The book Animal Farm written by George Orwell is a symbolic novella published in 1945 in England. The book, according to Orwell, replicates the events leading up to the times of Stalin’s rule, long before World War II started. As one of my favorite books, Animal Farm is a fable that is full of messages and meanings relating to the value of freedom in any society. The narrator makes use of a farm and the revolt of mistreated animals to represent the graver implication. Throughout the story, Orwell is able to express his own political views in an interesting and clever way, thus allowing the readers of all ages to have a glimpse of what really is a difficult situation. As the writer, he effectively merges the characteristics of three literary forms; allegory, satire and the fable so as to generate a book that is exceptional.

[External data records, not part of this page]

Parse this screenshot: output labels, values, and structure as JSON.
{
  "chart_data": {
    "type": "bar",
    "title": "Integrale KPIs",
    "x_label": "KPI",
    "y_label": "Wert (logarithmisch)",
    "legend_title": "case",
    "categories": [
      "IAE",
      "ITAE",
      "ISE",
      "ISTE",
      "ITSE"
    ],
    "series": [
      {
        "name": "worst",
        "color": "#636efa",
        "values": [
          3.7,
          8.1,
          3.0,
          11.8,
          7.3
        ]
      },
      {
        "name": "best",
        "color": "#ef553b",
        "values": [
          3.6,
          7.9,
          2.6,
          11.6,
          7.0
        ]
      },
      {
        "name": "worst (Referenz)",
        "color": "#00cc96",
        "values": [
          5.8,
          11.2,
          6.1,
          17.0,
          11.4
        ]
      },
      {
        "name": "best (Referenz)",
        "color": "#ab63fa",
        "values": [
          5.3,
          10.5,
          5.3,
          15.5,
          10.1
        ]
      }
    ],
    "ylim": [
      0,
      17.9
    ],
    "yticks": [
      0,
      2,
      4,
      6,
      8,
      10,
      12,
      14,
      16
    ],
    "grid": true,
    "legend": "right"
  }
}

As in a fable, the animal characters in the Animal Farm have the capability to act and talk like real humans. For instance, the pigs are able to persuade other animals to provide them with milk so that they mix it with the "mash" (real pig food) they are fed with. The dogs act like animals by biting and growling, but it is simply in favor of Napoleon’s struggle for political influence. Orwell is able to show the difference between how real animals represent the appropriate human qualities and strictly speaking how people do the same thing. A section of the fable’s hilarious charm consists in how the characters are portrayed. Different animals are associated with different character traits, which belong to many human’s.
Animal Farm is a narrative about a revolt, betrayal and disappearance of an ideal. However, regardless of the gloomy picture, he makes it colourful; he assails it with humor. The objective of Orwell’s political satire is actually the real life situation that the society faced after the Bolshevik Revolution in Russia. The actions described in Animal Farm incessantly refer to real-life events that occurred in history.